I’ve sold houses, vacuum cleaners and drugs (the legal kind). I’ve been a hotel porter, a barman, and a butcher’s assistant. The latter still remains my favourite. I have many fond memories from my time in that role but particularly during the Christmas holidays. It was a small business with steady trade but during the festive period it was busy and electrifying. Customers, when receiving their turkeys and larger than normal cuts of meat, would tell me their plans for the food. I could feel their excitement.
I was young at the time and people would ask if I had a job. I’d state clearly, ‘Yes, I work in a butcher’s shop.’ It was a simpler time.
After finishing University my girlfriend and I decided we should go backpacking around Australia. It was a good idea in theory but within a couple of weeks we had put down roots. An apartment was leased and we both took on full time jobs in order to pay for it. So began my career as a door to door salesman. When I was asked what I did for a living I responded with reluctance and obfuscation. Slightly embarrassed that I was selling vacuum cleaners to strangers. I believed that revealing what I did for a living exposed everything you needed to know about me as a person.
Looking back with newfound knowledge I can see my actions were motivated by my attachment to status and where I fitted within the social hierarchy. I was a naive young man then, but now I’ve matured; or so I thought.
After all these years I still seem to be struggling with the question, ‘What do you do for a living?’
When I was writing the series ‘A Step Ahead of the Fall’ I would tell people who asked that I was ‘technically unemployed’, before going on to explain the task I was undertaking.
But as Aristotle correctly stated, you are what you repeatedly do. So, following that logic, I should have been able to say, ‘I’m a writer’ without equivocation. But I felt that because I wasn’t generating any income I didn’t qualify for that title. Does income make you a writer, of course not. It is, essentially, an activity not a profession.
More recently, after having completed the trilogy, I’d answer ‘I’m an aspiring author’. It seemed to make sense, with the books not yet released I thought I still didn’t fully qualify. However, with the release date only a few short days away what will I say on that day? And will I continue to hide away from the correct answer, that fundamentally, I am an Artist.
It doesn’t matter if you use words, your voice, an instrument, clay or paints you are an artist just the same. But to say it out loud sounds a little pretentious to me. Could that be the reason I recoil from using the term? Or could it be simpler than that. Could my shying away from the Artist title be spurred by the apprehension everyone feels when starting a new vocation. I’d say that is possible.
What is more likely is knowing that once I accept that I am an Artist, I must take on the responsibility that comes with it. Artists have the obligation to unearth truth and put them on display no matter the cost or personal sacrifice. Unfortunately, I am all too aware of how truth tellers in our society, past and present, get treated. Particularly if their truths contradict the current orthodoxy or threaten the status quo. Just ask Julian Assange.

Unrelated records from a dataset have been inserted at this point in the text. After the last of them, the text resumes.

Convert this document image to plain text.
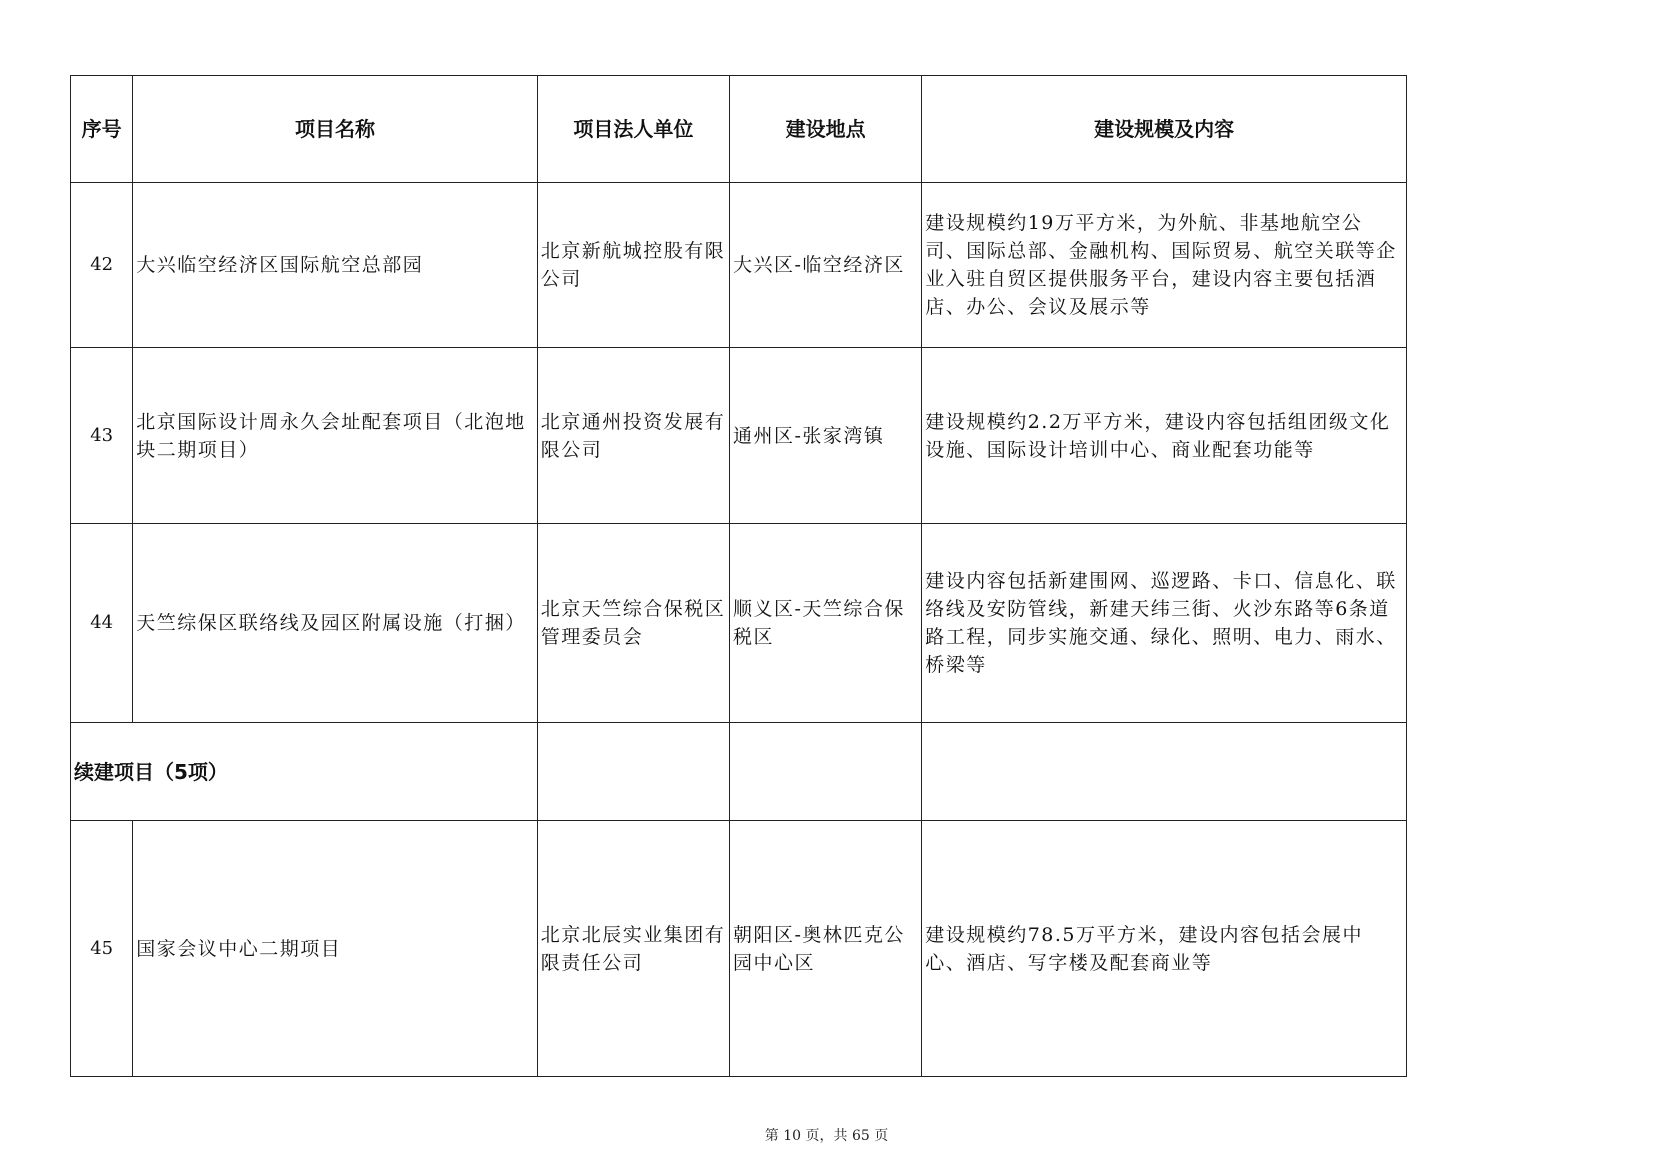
序号	项目名称	项目法人单位	建设地点	建设规模及内容
42	大兴临空经济区国际航空总部园	北京新航城控股有限公司	大兴区-临空经济区	建设规模约19万平方米，为外航、非基地航空公司、国际总部、金融机构、国际贸易、航空关联等企业入驻自贸区提供服务平台，建设内容主要包括酒店、办公、会议及展示等
43	北京国际设计周永久会址配套项目（北泡地块二期项目）	北京通州投资发展有限公司	通州区-张家湾镇	建设规模约2.2万平方米，建设内容包括组团级文化设施、国际设计培训中心、商业配套功能等
44	天竺综保区联络线及园区附属设施（打捆）	北京天竺综合保税区管理委员会	顺义区-天竺综合保税区	建设内容包括新建围网、巡逻路、卡口、信息化、联络线及安防管线，新建天纬三街、火沙东路等6条道路工程，同步实施交通、绿化、照明、电力、雨水、桥梁等
续建项目（5项）				
45	国家会议中心二期项目	北京北辰实业集团有限责任公司	朝阳区-奥林匹克公园中心区	建设规模约78.5万平方米，建设内容包括会展中心、酒店、写字楼及配套商业等
第 10 页，共 65 页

In Scotland you can be given a criminal record for performing a joke. In Liverpool you’ll get an ankle tracking bracelet and a fine for reposting rap lyrics. On Twitch the content you stream will be taken off the platform if you voice the view that the human species has only two genders.
Modern day book burning occurs in the digital space with algorithms suppressing certain content and others being banned completely from the largest platforms around. Here in Australia we appear to be going down the same censorious route.

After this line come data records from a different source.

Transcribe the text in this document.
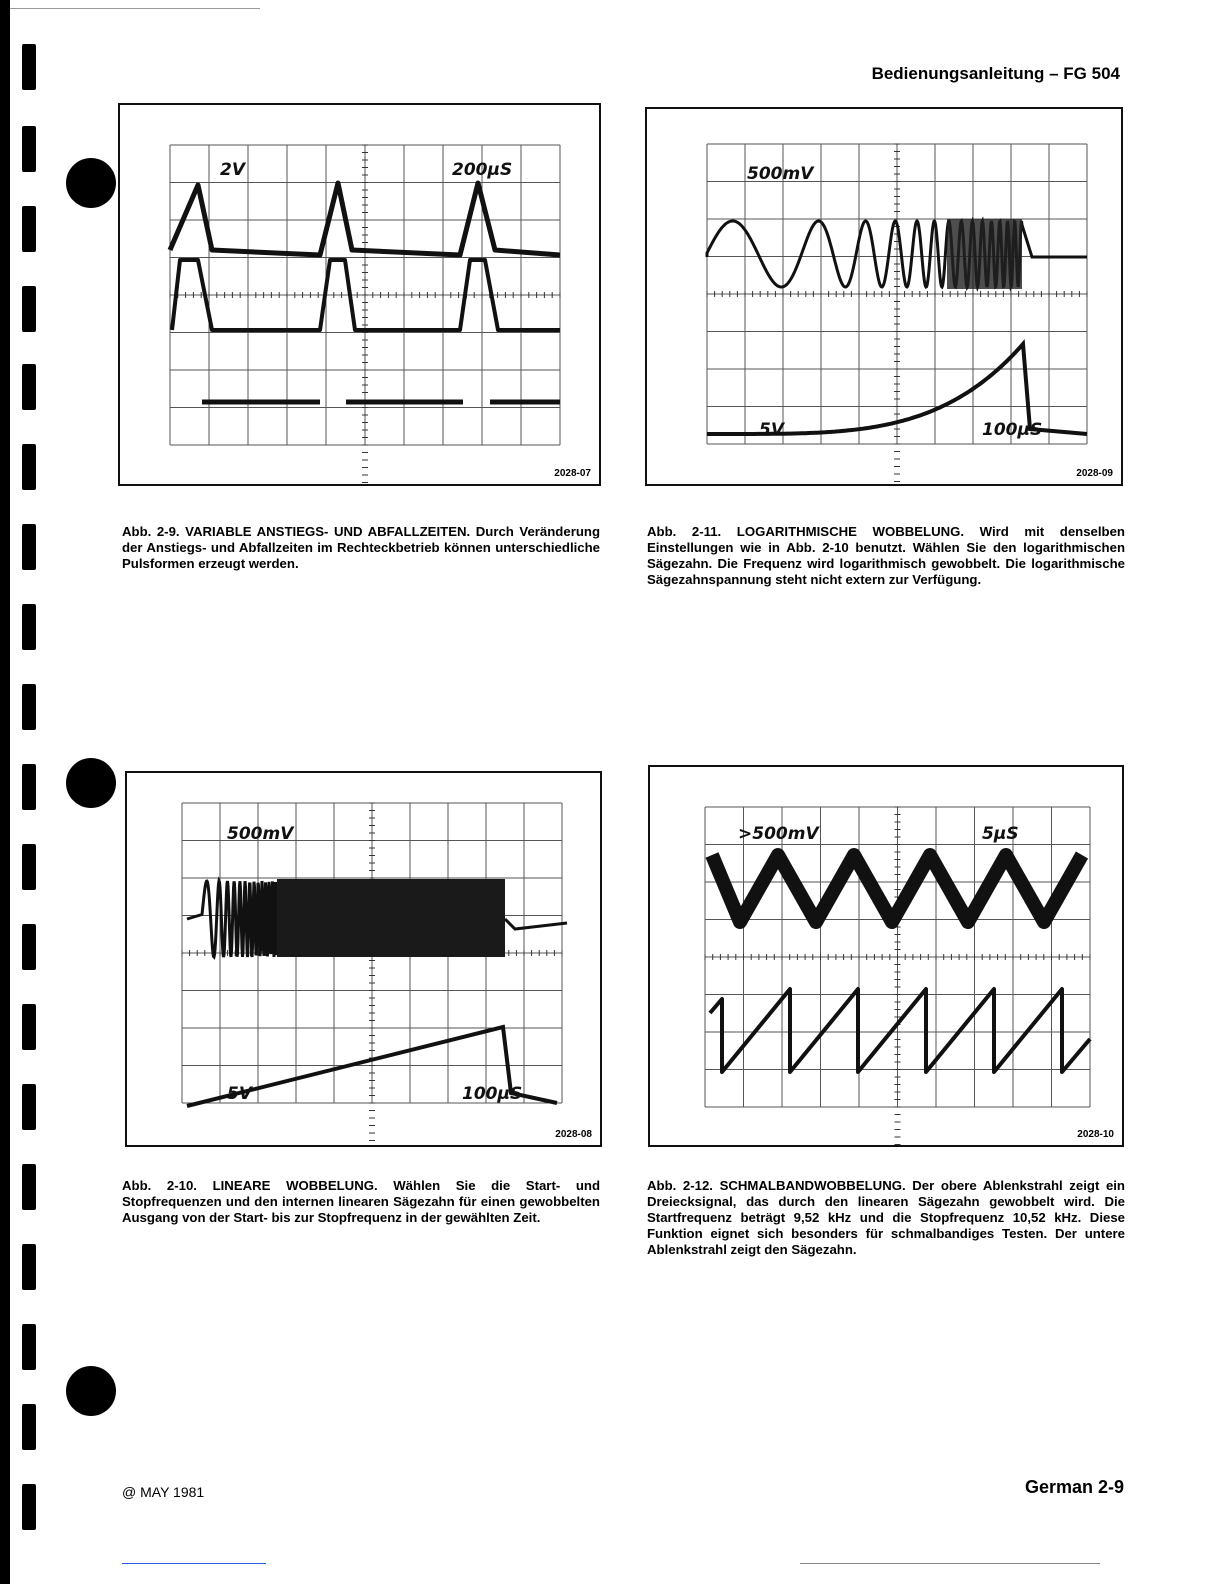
Bedienungsanleitung – FG 504
2V	200µS
2028-07
500mV
5V	100µS
2028-09
500mV
5V	100µS
2028-08
>500mV	5µS
2028-10
Abb. 2-9. VARIABLE ANSTIEGS- UND ABFALLZEITEN. Durch Veränderung der Anstiegs- und Abfallzeiten im Rechteckbetrieb können unterschiedliche Pulsformen erzeugt werden.
Abb. 2-11. LOGARITHMISCHE WOBBELUNG. Wird mit denselben Einstellungen wie in Abb. 2-10 benutzt. Wählen Sie den logarithmischen Sägezahn. Die Frequenz wird logarithmisch gewobbelt. Die logarithmische Sägezahnspannung steht nicht extern zur Verfügung.
Abb. 2-10. LINEARE WOBBELUNG. Wählen Sie die Start- und Stopfrequenzen und den internen linearen Sägezahn für einen gewobbelten Ausgang von der Start- bis zur Stopfrequenz in der gewählten Zeit.
Abb. 2-12. SCHMALBANDWOBBELUNG. Der obere Ablenkstrahl zeigt ein Dreiecksignal, das durch den linearen Sägezahn gewobbelt wird. Die Startfrequenz beträgt 9,52 kHz und die Stopfrequenz 10,52 kHz. Diese Funktion eignet sich besonders für schmalbandiges Testen. Der untere Ablenkstrahl zeigt den Sägezahn.
@ MAY 1981	German 2-9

Free speech isn’t a right in Oz. But we are told by those in power that we do have free speech closely followed by a quick qualification, that it doesn’t include hate speech. But they fail to define what hate speech is or explain to us why an arbitrary authority can decide what is and isn’t acceptable for us to utter.
Calls for violence is unacceptable and fortunately we have laws against incitement. But that is where the line needs to be drawn, and no further. In this writer’s opinion that line has been purposefully blurred and has created a treacherous slippery slope.
I’m forced to wonder how my work will be interpreted by the political and cultural gatekeepers who currently police our speech and thoughts.
A fellow artist has already described my first novel as ‘problematic’, ‘offensive’ and ‘bordering on right wing propaganda’.
While at the same time another commented that ‘A Step Ahead of the Fall, Part I – Sanctuary is an intriguing story’ and ‘The author is a skilled storyteller with a natural writing ability, and the manuscript displays many strengths.’
This demonstrates that art is highly subjective and what is offensive to some is perfectly acceptable to others. The challenge that I now face, as do all other artists who wish to remain true to the principles of their profession, is how to react to the pressures exerted by the prevailing cultural winds.
I am well aware that people who say they will never sell out, seldom get offers to test that assertion. I hope I have the courage to continue to write what I believe and not bend. If I get flak for my artistry, I hope to take comfort in that fact that it probably means I’m over the right target.